A former school friend of Arabella’s invited Iris to contribute a picture to an exhibition for emerging new artists in London. And a print of Patience fetched £830 at a charity auction, with the money going to the Special Yoga Centre which offers physical therapy to children with special needs. In the past four months Iris has produced 35 works: some have taken just hours; others as long as a week-and-a-half. Since Arabella set up a website about Iris, more than 100,000 people in 130 countries have seen the paintings. Enquiries have flooded in from collectors asking to buy Iris’s work. They could have sold all the originals several times over.
Instead, they have opted to sell prints and save the originals for an exhibition in November — for which they are seeking a sponsor — followed by an auction of the originals. Proceeds will help fund the costly therapy Iris has three times a week.

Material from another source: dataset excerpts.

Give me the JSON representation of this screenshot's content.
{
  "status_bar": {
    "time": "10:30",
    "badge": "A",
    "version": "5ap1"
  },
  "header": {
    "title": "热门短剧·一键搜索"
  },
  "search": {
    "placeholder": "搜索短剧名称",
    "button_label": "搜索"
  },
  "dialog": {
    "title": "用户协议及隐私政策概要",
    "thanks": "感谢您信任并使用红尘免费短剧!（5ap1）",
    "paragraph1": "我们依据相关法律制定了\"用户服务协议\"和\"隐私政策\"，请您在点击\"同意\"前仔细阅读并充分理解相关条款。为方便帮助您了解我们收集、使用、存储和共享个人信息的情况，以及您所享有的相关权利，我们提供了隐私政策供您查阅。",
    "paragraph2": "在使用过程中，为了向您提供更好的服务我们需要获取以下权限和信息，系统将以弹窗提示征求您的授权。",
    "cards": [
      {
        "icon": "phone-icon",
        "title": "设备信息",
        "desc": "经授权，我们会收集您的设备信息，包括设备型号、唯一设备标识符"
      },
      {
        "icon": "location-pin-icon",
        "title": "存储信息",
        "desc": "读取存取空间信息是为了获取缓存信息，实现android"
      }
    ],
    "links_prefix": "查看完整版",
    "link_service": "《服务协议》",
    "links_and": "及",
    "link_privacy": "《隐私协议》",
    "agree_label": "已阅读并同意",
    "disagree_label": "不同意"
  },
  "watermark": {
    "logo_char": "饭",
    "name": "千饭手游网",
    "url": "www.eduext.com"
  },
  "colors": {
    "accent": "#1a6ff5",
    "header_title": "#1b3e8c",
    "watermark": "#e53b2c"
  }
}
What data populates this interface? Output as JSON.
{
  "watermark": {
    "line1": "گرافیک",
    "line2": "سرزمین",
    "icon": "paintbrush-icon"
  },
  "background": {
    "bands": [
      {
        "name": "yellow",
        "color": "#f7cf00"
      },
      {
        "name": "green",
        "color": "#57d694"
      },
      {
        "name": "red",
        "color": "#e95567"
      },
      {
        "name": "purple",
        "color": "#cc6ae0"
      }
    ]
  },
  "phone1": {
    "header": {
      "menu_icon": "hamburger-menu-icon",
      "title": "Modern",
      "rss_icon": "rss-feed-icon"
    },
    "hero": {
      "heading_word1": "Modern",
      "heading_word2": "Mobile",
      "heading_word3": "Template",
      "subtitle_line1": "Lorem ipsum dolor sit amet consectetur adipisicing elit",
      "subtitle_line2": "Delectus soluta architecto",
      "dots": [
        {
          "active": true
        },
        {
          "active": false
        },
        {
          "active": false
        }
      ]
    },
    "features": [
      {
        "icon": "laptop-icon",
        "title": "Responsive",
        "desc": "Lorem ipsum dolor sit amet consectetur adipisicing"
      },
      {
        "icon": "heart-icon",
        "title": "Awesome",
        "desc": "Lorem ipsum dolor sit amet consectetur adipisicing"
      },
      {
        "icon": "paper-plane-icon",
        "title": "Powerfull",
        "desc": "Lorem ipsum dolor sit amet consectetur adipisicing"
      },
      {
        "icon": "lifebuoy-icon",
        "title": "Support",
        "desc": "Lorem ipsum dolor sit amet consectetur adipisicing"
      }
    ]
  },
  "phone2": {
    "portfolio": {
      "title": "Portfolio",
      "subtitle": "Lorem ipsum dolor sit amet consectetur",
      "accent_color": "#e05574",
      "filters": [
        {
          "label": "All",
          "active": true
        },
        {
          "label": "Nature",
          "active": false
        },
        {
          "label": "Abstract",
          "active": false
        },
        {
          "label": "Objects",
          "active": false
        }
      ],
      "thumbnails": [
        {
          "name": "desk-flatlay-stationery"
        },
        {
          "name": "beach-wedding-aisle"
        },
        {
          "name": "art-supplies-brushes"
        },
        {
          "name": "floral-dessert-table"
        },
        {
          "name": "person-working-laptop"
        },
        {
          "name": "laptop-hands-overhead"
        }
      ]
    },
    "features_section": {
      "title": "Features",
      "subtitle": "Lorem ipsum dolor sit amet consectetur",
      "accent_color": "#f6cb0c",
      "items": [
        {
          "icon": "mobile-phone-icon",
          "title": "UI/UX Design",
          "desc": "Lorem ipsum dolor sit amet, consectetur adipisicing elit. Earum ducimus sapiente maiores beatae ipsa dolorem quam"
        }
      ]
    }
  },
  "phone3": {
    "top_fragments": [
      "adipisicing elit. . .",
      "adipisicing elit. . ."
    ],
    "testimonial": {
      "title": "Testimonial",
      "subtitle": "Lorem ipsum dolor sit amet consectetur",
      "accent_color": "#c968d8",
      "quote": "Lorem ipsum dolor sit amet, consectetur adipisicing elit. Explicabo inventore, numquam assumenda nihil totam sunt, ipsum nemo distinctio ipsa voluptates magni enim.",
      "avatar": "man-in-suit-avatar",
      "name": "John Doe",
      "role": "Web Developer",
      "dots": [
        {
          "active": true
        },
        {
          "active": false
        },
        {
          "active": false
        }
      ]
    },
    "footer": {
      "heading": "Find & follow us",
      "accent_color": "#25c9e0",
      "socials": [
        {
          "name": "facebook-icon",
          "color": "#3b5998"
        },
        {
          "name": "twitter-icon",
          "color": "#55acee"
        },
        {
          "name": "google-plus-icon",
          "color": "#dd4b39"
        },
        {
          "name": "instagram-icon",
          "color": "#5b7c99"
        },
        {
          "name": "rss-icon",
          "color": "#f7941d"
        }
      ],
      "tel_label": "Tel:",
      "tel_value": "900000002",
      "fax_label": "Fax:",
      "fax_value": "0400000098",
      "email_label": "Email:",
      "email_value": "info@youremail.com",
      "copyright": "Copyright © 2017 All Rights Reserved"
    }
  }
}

They also aim to raise awareness of autism, a lifelong disability that affects around 100,000 children in the UK. They hope Iris will continue to enjoy painting, although they know she may tire of it one day. For now, the chances of this happening seem remote. ‘She enjoys it so much, and that makes us massively happy,’ says Arabella.
‘Since she started to paint, her mood has lifted; her communication has improved; she is saying more and more words and she has started to enjoy making eye contact.’ From Iris’s play room comes a low hum of contentment, which erupts from time to time into giggles. She knows she is the focus of our discussion and there is no doubt at all that Iris the Artist is delighted.